Se il lavoro da remoto fosse concepito come un diritto, cosa che in molti sostengono, si delineerebbe una forte diseguaglianza tra chi è in grado di esercitare questo diritto e chi, per condizioni al di fuori della sua volontà, no.
Negli ultimi mesi sono stati pubblicati alcuni studi embrionali che forniscono un quadro: secondo Armanda Cetrulo ei suoi coautori, 2020, su 100 lavoratori italiani sono 30 quelli che potrebbero lavorare da remoto, pari a 6,9 milioni su un totale di 23 milioni circa.
Un rapporto in linea con il 37 per cento stimato negli Stati Uniti. Sono tanti, dunque, ma non la maggioranza e comunque non è affatto scontato che tutti i lavori che possono teoricamente essere svolti a distanza vengano effettivamente eseguiti in questo modo.
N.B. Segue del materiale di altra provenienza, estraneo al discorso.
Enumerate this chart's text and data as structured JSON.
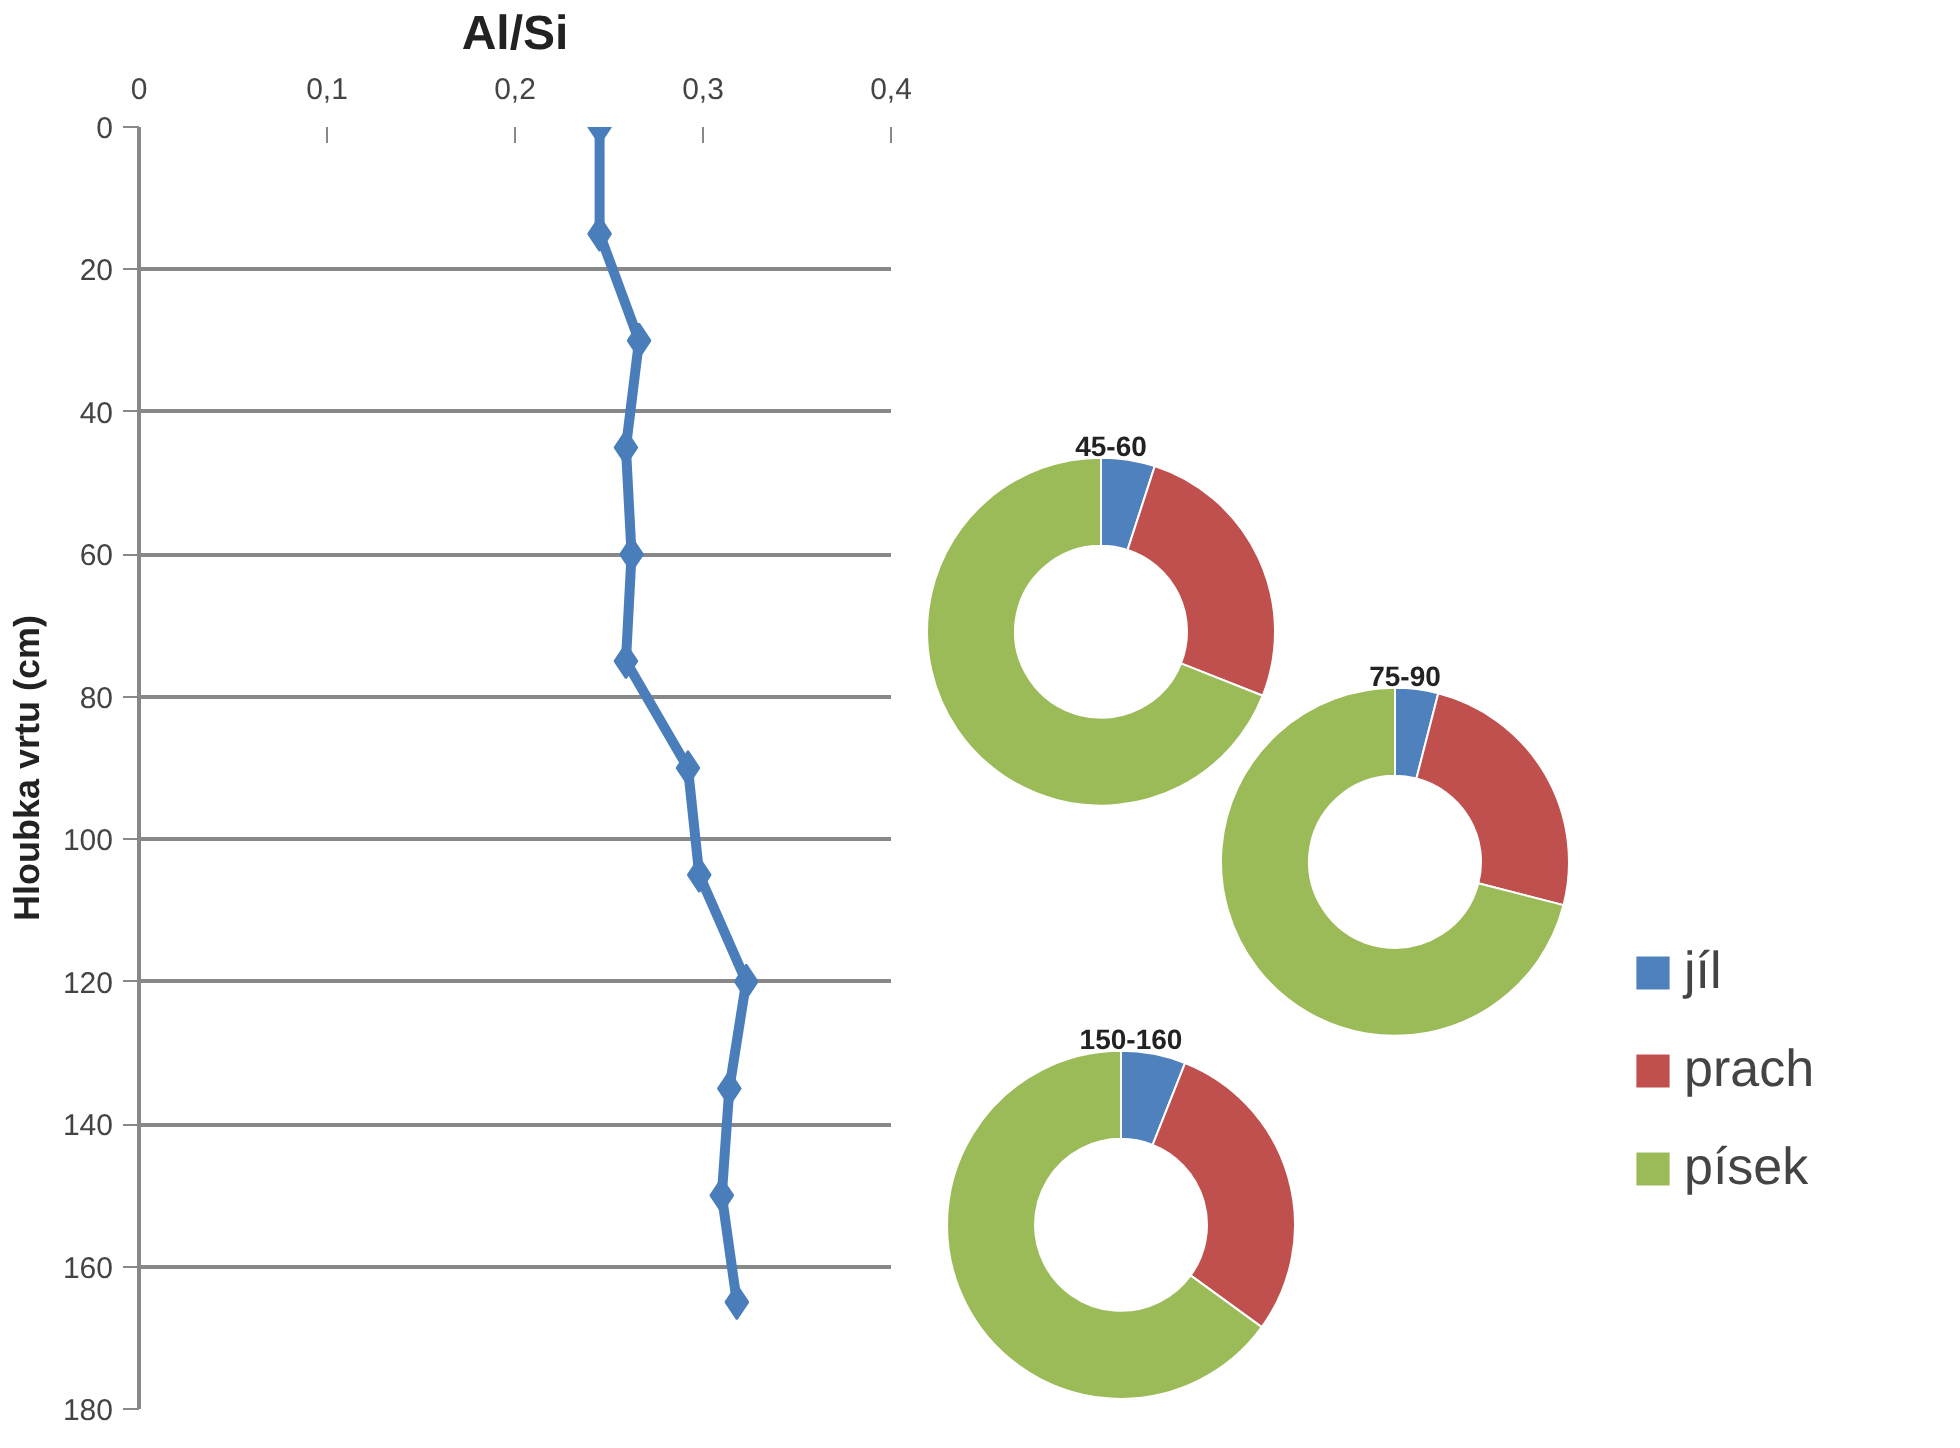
{
  "chart_data": [
    {
      "type": "line",
      "xlabel": "Al/Si",
      "ylabel": "Hloubka vrtu (cm)",
      "xlim": [
        0,
        0.4
      ],
      "xticks": [
        0,
        {
          "value": 0.1,
          "label": "0,1"
        },
        {
          "value": 0.2,
          "label": "0,2"
        },
        {
          "value": 0.3,
          "label": "0,3"
        },
        {
          "value": 0.4,
          "label": "0,4"
        }
      ],
      "ylim": [
        180,
        0
      ],
      "yticks": [
        0,
        20,
        40,
        60,
        80,
        100,
        120,
        140,
        160,
        180
      ],
      "grid": "y",
      "marker": "diamond",
      "series": [
        {
          "color": "#4a7ebb",
          "x": [
            0.245,
            0.245,
            0.266,
            0.259,
            0.262,
            0.259,
            0.292,
            0.298,
            0.323,
            0.314,
            0.31,
            0.318
          ],
          "values": [
            0,
            15,
            30,
            45,
            60,
            75,
            90,
            105,
            120,
            135,
            150,
            165
          ]
        }
      ]
    },
    {
      "type": "donut",
      "title": "45-60",
      "categories": [
        "jíl",
        "prach",
        "písek"
      ],
      "values": [
        5,
        26,
        69
      ],
      "colors": [
        "#4f81bd",
        "#c0504d",
        "#9bbb59"
      ],
      "legend": "right"
    },
    {
      "type": "donut",
      "title": "75-90",
      "categories": [
        null,
        null,
        null
      ],
      "values": [
        4,
        25,
        71
      ],
      "colors": [
        "#4f81bd",
        "#c0504d",
        "#9bbb59"
      ]
    },
    {
      "type": "donut",
      "title": "150-160",
      "categories": [
        null,
        null,
        null
      ],
      "values": [
        6,
        29,
        65
      ],
      "colors": [
        "#4f81bd",
        "#c0504d",
        "#9bbb59"
      ]
    }
  ]
}
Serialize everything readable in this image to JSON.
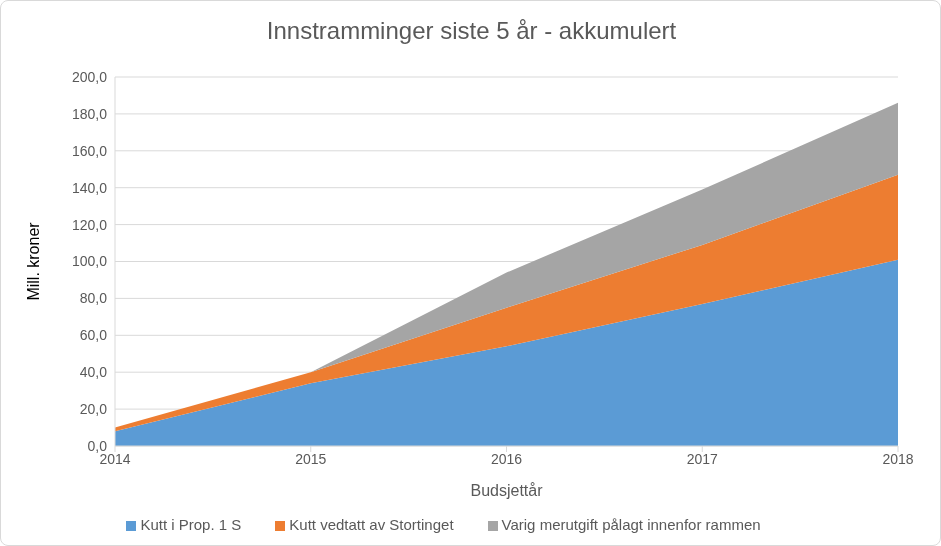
{
  "chart_data": {
    "type": "area",
    "title": "Innstramminger siste 5 år - akkumulert",
    "x_label": "Budsjettår",
    "y_label": "Mill. kroner",
    "categories": [
      "2014",
      "2015",
      "2016",
      "2017",
      "2018"
    ],
    "series": [
      {
        "name": "Kutt i Prop. 1 S",
        "color": "#5b9bd5",
        "values": [
          8,
          34,
          54,
          77,
          101
        ]
      },
      {
        "name": "Kutt vedtatt av Stortinget",
        "color": "#ed7d31",
        "values": [
          2,
          6,
          21,
          32,
          46
        ]
      },
      {
        "name": "Varig merutgift pålagt innenfor rammen",
        "color": "#a5a5a5",
        "values": [
          0,
          0,
          19,
          30,
          39
        ]
      }
    ],
    "stacked": true,
    "ylim": [
      0,
      200
    ],
    "yticks": [
      {
        "value": 0,
        "label": "0,0"
      },
      {
        "value": 20,
        "label": "20,0"
      },
      {
        "value": 40,
        "label": "40,0"
      },
      {
        "value": 60,
        "label": "60,0"
      },
      {
        "value": 80,
        "label": "80,0"
      },
      {
        "value": 100,
        "label": "100,0"
      },
      {
        "value": 120,
        "label": "120,0"
      },
      {
        "value": 140,
        "label": "140,0"
      },
      {
        "value": 160,
        "label": "160,0"
      },
      {
        "value": 180,
        "label": "180,0"
      },
      {
        "value": 200,
        "label": "200,0"
      }
    ],
    "grid": true,
    "legend": "bottom"
  }
}
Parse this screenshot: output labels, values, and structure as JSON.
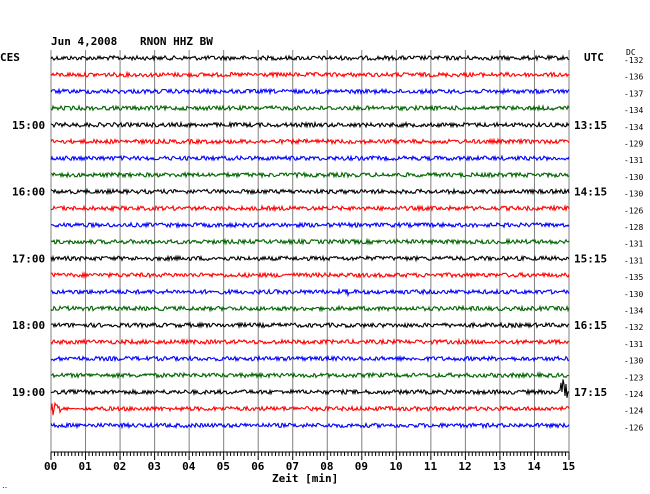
{
  "header": {
    "date": "Jun 4,2008",
    "station": "RNON HHZ BW",
    "left_zone": "CES",
    "right_zone": "UTC",
    "dc_label": "DC"
  },
  "colors": {
    "trace_cycle": [
      "#000000",
      "#ff0000",
      "#0000ff",
      "#006400"
    ],
    "grid": "#808080"
  },
  "chart_data": {
    "type": "line",
    "title": "Jun 4,2008   RNON HHZ BW",
    "xlabel": "Zeit [min]",
    "ylabel": "",
    "xlim": [
      0,
      15
    ],
    "x_ticks": [
      "00",
      "01",
      "02",
      "03",
      "04",
      "05",
      "06",
      "07",
      "08",
      "09",
      "10",
      "11",
      "12",
      "13",
      "14",
      "15"
    ],
    "left_time_labels": [
      {
        "row": 4,
        "label": "15:00"
      },
      {
        "row": 8,
        "label": "16:00"
      },
      {
        "row": 12,
        "label": "17:00"
      },
      {
        "row": 16,
        "label": "18:00"
      },
      {
        "row": 20,
        "label": "19:00"
      }
    ],
    "right_time_labels": [
      {
        "row": 4,
        "label": "13:15"
      },
      {
        "row": 8,
        "label": "14:15"
      },
      {
        "row": 12,
        "label": "15:15"
      },
      {
        "row": 16,
        "label": "16:15"
      },
      {
        "row": 20,
        "label": "17:15"
      }
    ],
    "dc_offsets": [
      -132,
      -136,
      -137,
      -134,
      -134,
      -129,
      -131,
      -130,
      -130,
      -126,
      -128,
      -131,
      -131,
      -135,
      -130,
      -134,
      -132,
      -131,
      -130,
      -123,
      -124,
      -124,
      -126
    ],
    "trace_count": 23,
    "events": [
      {
        "row": 20,
        "minute": 14.85,
        "description": "large spike"
      },
      {
        "row": 21,
        "minute": 0.15,
        "description": "decaying burst"
      },
      {
        "row": 14,
        "minute": 8.6,
        "description": "spike"
      }
    ],
    "grid": true
  }
}
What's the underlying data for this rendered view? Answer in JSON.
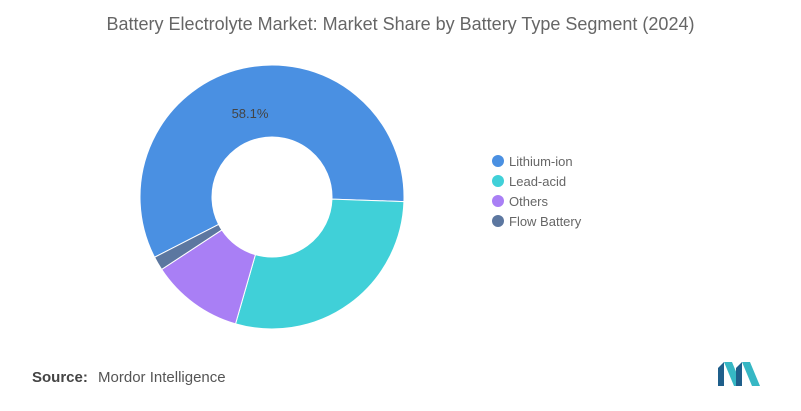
{
  "chart_data": {
    "type": "pie",
    "title": "Battery Electrolyte Market: Market Share by Battery Type Segment (2024)",
    "categories": [
      "Lithium-ion",
      "Lead-acid",
      "Others",
      "Flow Battery"
    ],
    "values": [
      58.1,
      28.9,
      11.3,
      1.7
    ],
    "unit": "%",
    "data_labels": [
      {
        "category": "Lithium-ion",
        "text": "58.1%"
      }
    ],
    "colors": [
      "#4a90e2",
      "#40d0d8",
      "#a97ff5",
      "#5c77a0"
    ],
    "donut": true,
    "legend_position": "right"
  },
  "source": {
    "label": "Source:",
    "value": "Mordor Intelligence"
  },
  "logo": {
    "icon": "mordor-intelligence-logo-icon",
    "colors": [
      "#1f5f8b",
      "#36b7c4"
    ]
  }
}
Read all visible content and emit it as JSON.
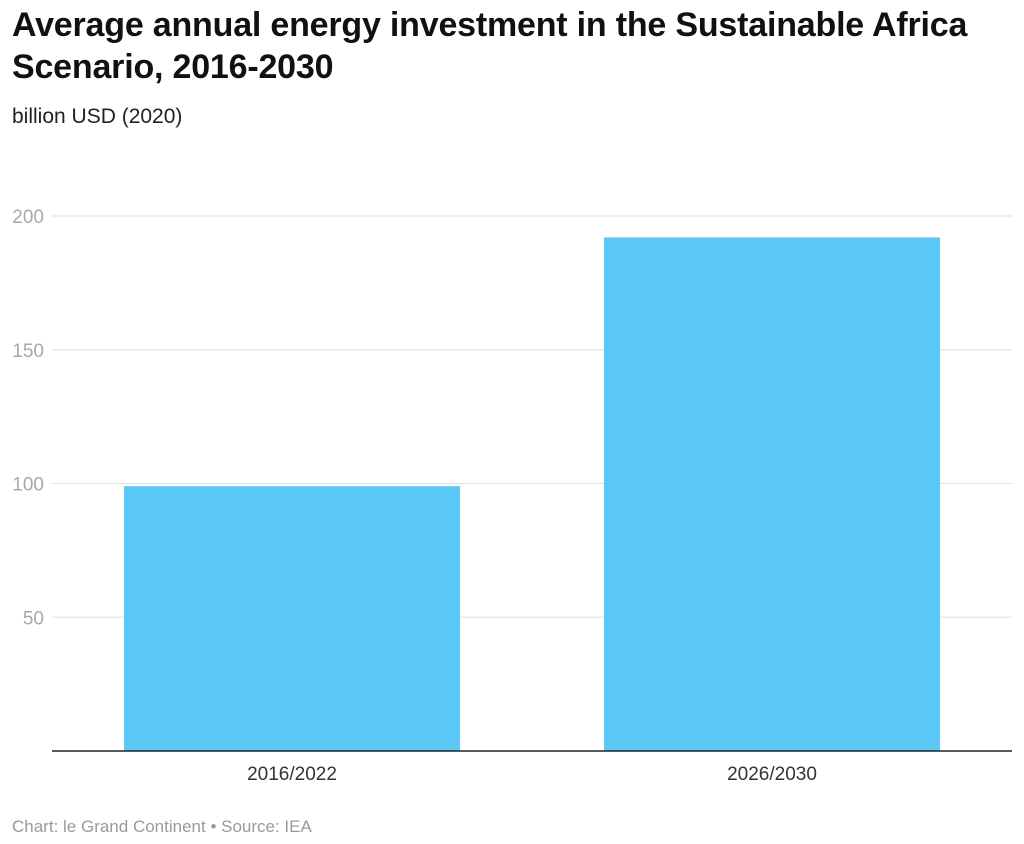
{
  "title": "Average annual energy investment in the Sustainable Africa Scenario, 2016-2030",
  "subtitle": "billion USD (2020)",
  "footer": "Chart: le Grand Continent • Source: IEA",
  "colors": {
    "bar": "#5bc9f7",
    "grid": "#e4e4e4",
    "axis": "#222222",
    "tick": "#a8a8a8"
  },
  "chart_data": {
    "type": "bar",
    "categories": [
      "2016/2022",
      "2026/2030"
    ],
    "values": [
      99,
      192
    ],
    "ylim": [
      0,
      200
    ],
    "yticks": [
      50,
      100,
      150,
      200
    ],
    "grid": true,
    "xlabel": "",
    "ylabel": ""
  }
}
Pesano molti fattori: dalla disponibilità di tecnologia sia da parte dell’azienda che da parte dei lavoratori, fino alle scelte organizzative delle imprese che hanno la libertà di non stipulare accordi di lavoro a distanza anche a fronte della presenza di tecnologia che li consentirebbe.
Un’opportunità non per tutti
In una analisi pubblicata a giugno 2020 Istat ha stimato per diversi settori la quota di personale impiegato in compiti che possono essere svolti da remoto. In settori come i servizi di alloggio e ristorazione, l’assistenza sociale, i servizi alla persona, le costruzioni, il commercio all’ingrosso e al dettaglio e l’intrattenimento, più dell’80 per cento dei compiti deve essere svolto in presenza. Quota che cala drasticamente nei servizi informatici (meno di un quarto), nella fornitura di energia elettrica e gas e nelle attività professionali e scientifiche.
Più variegato il quadro della manifattura nel quale però domina la presenza fisica per oltre l’80 per cento dei lavoratori nella produzione alimentare, abbigliamento, legno e prodotti da minerali, molto più bassa invece nel mondo farmaceutico.
A questa netta distinzione tra settori Istat aggiunge poi un ulteriore dato interessante mostrando come la dimensione aziendale incida molto sulla presenza di lavoratori da remoto, che crescono in modo proporzionale alla grandezza delle imprese.
A una analisi più approfondita è emerso come ruoli e mansioni che possono essere più facilmente eseguiti a distanza sono di natura direttiva, amministrativa e nell’ambito dei lavori intellettuali. Una considerazione di per sé banale ma che ha conseguenze economico-sociali rilevanti: se guardiamo ai salari, è stato stimato all’interno della forchetta 500-1.800 euro mensili lo stipendio dei lavoratori che non hanno la possibilità di lavorare da remoto e all’interno di quello 1.000-2.000 euro mensili coloro che ne avrebbero la possibilità.
La possibilità di lavorare a distanza dunque non è per tutti e spesso si concentra nei lavori più qualificati e meglio retribuiti. Quasi a segnare un ulteriore distanza tra ruoli e salari che già divergevano aggiungendo anche ora la dimensione dell’autonomia e della libertà che un vero lavoro a distanza, declinato nel moderno smart working, potrebbe consentire.
Occorre tenerne conto prima di costruire un dibattito fondato sui supposti benefici per tutti, non tanto per ridurre la diffusione del lavoro a distanza quanto piuttosto per individuare strade per poterlo diffondere senza che esasperi la diseguaglianza, sapendo però che non sarà possibile farlo per tutti.